2. It looks like a relatively straight-forward application of the residue theorem. You need to find all the poles inside your rectangle, and then evaluate the residues of f(z) at each of those poles. Can you go from here?

3. Okay.

I think its the fact that m=1(mod 4) that is throwing me.

When m=1, there are no poles in the rectangle and so the integral is zero. For m=5, there is a pole at 1 and 2. At m=9 there are poles at 1, 2, 3 and 4 and so on.

Do I need to continue in this way for infinitely many poles, or have I got the wrong idea here?

4. Think I've just sent myself on a wild goose chase with that idea.

Where are the poles inside this rectangle, since they vary with different m, correct?

5. The poles of $f$ occur precisely when $1=e^{2\pi i z}.$ The numerator is never zero, so we don't have any zero-over-zero limits to worry about. Using Euler's formula, we have

$1=\cos(2\pi z)+i\sin(2\pi z).$

For this equation to hold, $\sin(2\pi z)=0,$ and $\cos(2\pi z)=1.$ This occurs, as you have said, precisely when $z\in\mathbb{Z}.$

Now, if I examine the contour you've chosen, there is one question I would ask: the indent at the origin: is that to the right or to the left? If it's to the right, then I would argue that the integral $\oint_{C}f(z)\,dz=0,$ contrary to the hypothesis. All the poles are integers. If I look at the real axis and scan the interval $[0+\varepsilon,1/2m]$ for integers $m$, I don't think there are any in that region, and therefore no poles in that region. Therefore, the contour integral of the analytic function around a simple closed contour is zero, by the Cauchy-Goursat theorem.

Are you sure you've stated everything in the problem accurately?

6. Everything you have mentioned is correct. The indent is to the right and so excludes 0.

I'm working from Apostols "Analytic Number Theory", where he discusses the transformation f(z+1). If I use this, then the zero pole would be inside the contour, but would still not give the result.

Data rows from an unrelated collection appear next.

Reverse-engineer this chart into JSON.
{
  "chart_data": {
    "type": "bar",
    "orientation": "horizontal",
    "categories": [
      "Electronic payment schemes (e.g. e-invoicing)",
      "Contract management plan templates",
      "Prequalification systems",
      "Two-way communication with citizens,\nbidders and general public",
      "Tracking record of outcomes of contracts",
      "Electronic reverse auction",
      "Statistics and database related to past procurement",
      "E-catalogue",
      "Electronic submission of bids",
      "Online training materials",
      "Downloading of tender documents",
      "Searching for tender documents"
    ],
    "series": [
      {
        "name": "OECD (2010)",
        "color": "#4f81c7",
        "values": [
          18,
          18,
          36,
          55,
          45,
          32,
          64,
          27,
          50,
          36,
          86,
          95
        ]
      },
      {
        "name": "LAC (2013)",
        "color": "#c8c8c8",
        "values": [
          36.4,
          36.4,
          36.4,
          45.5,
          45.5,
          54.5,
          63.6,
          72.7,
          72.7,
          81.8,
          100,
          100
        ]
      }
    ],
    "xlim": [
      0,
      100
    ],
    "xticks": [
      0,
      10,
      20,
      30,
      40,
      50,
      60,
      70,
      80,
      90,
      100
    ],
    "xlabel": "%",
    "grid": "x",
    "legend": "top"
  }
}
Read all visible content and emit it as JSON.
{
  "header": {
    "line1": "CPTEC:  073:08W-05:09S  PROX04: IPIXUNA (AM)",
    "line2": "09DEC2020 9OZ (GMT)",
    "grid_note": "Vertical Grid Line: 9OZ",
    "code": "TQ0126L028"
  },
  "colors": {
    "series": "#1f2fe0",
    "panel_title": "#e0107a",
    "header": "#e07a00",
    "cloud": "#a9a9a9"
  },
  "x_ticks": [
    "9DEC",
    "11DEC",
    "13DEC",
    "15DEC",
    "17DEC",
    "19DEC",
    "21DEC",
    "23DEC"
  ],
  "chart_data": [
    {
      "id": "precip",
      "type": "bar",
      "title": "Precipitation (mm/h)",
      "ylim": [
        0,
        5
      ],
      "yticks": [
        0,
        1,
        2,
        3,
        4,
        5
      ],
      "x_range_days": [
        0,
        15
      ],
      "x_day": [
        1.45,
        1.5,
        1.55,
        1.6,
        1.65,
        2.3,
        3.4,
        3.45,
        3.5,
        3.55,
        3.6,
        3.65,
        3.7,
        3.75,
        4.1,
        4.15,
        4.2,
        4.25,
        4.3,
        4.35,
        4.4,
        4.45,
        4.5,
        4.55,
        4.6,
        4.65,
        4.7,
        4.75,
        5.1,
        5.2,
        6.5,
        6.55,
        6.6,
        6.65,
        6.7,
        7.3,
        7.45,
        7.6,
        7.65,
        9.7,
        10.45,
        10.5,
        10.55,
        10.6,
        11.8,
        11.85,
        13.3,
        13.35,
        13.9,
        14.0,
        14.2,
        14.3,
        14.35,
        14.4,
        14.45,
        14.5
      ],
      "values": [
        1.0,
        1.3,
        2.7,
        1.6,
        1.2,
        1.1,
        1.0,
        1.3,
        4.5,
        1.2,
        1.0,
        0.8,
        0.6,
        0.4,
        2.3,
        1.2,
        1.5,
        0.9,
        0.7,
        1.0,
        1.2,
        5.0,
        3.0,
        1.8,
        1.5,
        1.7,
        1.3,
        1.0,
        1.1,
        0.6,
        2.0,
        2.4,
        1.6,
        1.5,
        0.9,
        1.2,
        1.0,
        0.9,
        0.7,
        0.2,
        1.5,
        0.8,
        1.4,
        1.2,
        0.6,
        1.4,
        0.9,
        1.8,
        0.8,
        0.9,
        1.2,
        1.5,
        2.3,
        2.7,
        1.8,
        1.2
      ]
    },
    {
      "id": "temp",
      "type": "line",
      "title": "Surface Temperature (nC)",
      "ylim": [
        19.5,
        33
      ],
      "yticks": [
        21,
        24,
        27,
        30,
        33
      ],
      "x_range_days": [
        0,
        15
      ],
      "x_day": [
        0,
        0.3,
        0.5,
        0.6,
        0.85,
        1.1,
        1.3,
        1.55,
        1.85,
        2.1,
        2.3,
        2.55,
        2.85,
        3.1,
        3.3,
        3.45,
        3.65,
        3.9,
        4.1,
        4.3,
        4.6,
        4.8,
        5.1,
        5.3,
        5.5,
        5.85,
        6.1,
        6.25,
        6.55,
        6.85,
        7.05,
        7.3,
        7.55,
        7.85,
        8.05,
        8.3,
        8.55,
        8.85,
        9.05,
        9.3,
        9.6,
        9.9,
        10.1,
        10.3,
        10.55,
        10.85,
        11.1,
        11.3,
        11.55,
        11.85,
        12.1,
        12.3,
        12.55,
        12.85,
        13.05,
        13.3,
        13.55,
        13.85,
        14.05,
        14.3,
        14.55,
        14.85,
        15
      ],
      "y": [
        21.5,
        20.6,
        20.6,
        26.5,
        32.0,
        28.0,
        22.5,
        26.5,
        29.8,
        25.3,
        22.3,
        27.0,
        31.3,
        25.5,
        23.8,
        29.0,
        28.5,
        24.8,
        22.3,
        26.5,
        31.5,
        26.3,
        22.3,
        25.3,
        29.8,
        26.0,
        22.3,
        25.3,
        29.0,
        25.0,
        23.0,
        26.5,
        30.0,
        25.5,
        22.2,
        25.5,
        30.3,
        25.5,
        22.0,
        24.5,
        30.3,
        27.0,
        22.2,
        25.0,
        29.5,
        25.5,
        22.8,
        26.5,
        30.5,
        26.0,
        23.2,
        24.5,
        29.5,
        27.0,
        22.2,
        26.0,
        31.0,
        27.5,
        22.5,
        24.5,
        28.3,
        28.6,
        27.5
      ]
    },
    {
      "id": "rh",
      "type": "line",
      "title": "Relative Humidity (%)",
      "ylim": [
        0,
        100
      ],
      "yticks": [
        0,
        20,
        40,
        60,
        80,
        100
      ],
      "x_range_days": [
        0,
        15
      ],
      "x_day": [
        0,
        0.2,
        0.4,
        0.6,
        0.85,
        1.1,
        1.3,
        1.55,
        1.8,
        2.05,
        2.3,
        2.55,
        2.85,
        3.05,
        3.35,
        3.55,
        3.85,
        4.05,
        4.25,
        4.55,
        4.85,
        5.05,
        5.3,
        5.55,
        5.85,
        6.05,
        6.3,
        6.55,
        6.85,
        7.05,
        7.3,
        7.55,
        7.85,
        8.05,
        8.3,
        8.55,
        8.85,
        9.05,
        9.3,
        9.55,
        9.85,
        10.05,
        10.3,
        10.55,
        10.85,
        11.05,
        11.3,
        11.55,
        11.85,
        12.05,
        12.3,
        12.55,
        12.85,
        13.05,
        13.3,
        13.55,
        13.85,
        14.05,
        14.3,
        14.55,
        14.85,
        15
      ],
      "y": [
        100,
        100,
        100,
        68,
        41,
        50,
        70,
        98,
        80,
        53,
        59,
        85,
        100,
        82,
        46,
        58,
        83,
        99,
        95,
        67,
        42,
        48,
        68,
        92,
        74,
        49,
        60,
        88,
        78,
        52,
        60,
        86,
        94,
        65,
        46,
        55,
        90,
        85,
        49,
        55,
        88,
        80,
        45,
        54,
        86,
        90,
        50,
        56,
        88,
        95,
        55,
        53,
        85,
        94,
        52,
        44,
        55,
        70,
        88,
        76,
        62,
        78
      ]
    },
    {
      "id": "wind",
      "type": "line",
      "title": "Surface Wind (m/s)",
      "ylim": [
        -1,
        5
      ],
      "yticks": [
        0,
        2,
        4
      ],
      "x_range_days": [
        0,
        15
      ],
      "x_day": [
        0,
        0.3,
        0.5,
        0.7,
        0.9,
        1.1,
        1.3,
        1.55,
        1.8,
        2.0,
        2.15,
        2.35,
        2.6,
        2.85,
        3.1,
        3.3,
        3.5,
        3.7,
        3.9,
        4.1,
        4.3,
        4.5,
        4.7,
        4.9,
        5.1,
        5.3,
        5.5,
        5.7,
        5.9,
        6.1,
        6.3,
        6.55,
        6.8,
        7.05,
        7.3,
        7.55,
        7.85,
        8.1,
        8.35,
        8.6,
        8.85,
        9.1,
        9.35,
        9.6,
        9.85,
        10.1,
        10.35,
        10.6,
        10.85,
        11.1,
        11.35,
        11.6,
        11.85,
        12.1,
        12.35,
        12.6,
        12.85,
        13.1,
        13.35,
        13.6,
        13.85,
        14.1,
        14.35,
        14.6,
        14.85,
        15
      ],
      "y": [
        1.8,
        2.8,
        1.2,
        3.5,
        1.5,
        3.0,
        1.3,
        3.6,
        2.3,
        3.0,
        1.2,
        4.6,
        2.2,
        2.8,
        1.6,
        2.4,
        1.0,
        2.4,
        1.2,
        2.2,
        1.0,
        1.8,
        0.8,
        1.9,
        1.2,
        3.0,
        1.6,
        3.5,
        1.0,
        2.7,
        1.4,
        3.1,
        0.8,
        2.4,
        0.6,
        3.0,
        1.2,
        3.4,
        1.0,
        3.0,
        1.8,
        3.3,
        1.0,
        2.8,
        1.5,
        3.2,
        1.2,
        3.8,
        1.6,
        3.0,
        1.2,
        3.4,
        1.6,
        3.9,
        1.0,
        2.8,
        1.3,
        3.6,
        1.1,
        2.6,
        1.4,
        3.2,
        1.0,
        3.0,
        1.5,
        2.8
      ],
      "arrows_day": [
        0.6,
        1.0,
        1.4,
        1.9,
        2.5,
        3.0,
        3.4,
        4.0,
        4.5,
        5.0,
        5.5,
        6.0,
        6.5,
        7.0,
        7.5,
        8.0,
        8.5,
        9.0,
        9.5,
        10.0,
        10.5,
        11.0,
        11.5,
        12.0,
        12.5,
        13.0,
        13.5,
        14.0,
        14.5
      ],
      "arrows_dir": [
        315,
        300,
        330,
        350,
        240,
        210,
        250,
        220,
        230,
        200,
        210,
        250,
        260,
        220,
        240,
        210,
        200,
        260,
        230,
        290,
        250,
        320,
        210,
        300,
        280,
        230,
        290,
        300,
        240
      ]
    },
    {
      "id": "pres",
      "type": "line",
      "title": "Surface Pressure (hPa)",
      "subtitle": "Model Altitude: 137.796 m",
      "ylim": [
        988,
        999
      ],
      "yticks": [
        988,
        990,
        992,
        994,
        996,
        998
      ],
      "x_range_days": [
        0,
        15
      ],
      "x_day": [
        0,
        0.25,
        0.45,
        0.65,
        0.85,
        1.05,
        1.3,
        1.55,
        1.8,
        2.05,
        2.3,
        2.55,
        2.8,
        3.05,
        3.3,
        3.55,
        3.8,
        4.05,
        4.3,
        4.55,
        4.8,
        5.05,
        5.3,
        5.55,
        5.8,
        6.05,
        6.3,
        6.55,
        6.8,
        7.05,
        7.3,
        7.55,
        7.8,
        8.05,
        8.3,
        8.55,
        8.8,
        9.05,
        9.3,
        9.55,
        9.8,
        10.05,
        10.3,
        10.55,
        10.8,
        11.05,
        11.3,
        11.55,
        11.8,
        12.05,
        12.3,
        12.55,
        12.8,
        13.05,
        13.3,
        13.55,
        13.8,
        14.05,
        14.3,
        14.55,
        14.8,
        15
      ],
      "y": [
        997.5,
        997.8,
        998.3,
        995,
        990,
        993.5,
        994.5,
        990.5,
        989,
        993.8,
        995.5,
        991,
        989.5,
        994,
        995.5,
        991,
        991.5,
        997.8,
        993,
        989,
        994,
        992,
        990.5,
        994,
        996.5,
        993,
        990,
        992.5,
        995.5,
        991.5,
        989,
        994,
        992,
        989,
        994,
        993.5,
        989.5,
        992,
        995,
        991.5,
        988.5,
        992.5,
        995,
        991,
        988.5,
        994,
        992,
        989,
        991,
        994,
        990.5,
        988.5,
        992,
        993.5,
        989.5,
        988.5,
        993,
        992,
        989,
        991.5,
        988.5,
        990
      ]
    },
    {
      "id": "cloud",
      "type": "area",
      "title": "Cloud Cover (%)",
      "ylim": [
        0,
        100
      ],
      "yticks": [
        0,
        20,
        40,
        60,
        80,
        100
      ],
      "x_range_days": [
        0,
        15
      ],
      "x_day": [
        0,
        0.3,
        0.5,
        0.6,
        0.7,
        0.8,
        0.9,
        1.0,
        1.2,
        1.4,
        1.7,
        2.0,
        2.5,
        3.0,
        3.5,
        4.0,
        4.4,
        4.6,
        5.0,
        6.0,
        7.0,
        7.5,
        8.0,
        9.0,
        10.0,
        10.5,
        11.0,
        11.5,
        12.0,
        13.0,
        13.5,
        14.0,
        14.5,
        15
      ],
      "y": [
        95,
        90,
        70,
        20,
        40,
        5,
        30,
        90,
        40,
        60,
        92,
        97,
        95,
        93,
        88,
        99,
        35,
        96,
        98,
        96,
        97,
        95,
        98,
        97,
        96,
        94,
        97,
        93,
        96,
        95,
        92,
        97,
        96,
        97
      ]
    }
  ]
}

7. Can you give me an exact phrase near where you're working in Apostol? That way, I can find where you are on Amazon's previewer.

8. Page 196 - just under Thm 9.16

9. Hmm. I can't view that page at Amazon. I think someone else is going to have to take over for me here. Maybe Plato or Opalg can help you. Send a PM to them and see if they'll help out.

10. Okay.

11. You're welcome. Hope you figure it out.

12. Originally Posted by Cairo
I'm trying to prove the reciprocity law for quadratic Gauss sums when m=1(mod 4) and need help showing something. Could anyone help? It's been a while since I done any residue calculus.

Let C be the rectangular contour with vertices, iR, -iR, 1/2m+iR and 1/2m-iR. It also has a semicircular indentation of radius epsilon (< 1) at 0.

Define

$f(z)=\frac{e^{2\pi iz^{2}/m}}{1-e^{2\pi iz}}$

Prove that

$\int_{C\:}f(z)dz=-\frac{1}{2}\overset{m-1}{\underset{r=1}{\Sigma}}e^{2\pi ir^{2}/m}$

Clearly f is analytic everywhere, except for a first order pole at each integer, but I am stumped at how to get the required result.
The poles inside the contour are at $z=k$, for $1\leqslant k\leqslant (m-1)/2$. To find the residue at z=k, use the formula $\displaystyle\text{Res}(f,k) = \lim_{z\to k}(z-k)f(z) = \lim_{z\to k}\frac{z-k}{1-e^{2\pi iz}}e^{2\pi iz^{2}/m}$. Check using l'Hôpital's rule that this limit is $ie^{2\pi ik^2/m}/(2\pi)$.

Therefore by Cauchy's theorem the integral round the contour is equal to $\displaystyle\sum_{k=1}^{\frac12(m-1)}-e^{2\pi ik^2/m}$.

To get that result into the form required, notice that $e^{2\pi i(m-k)^2/m} = e^{2\pi ik^2/m}$. (The reason for that is that $(m-k)^2/m = m-2k+k^2/m$, and e to the power $2\pi i$ times an integer is equal to 1.) Thus the term $e^{2\pi ik^2/m}$ in the above sum can be split into two, as $\frac12\bigl(e^{2\pi ik^2/m} + e^{2\pi i(m-k)^2/m}\bigr)$, and then you can rearrange the sum so that it goes from 1 to m–1 instead of from 1 to (1/2)(m–1).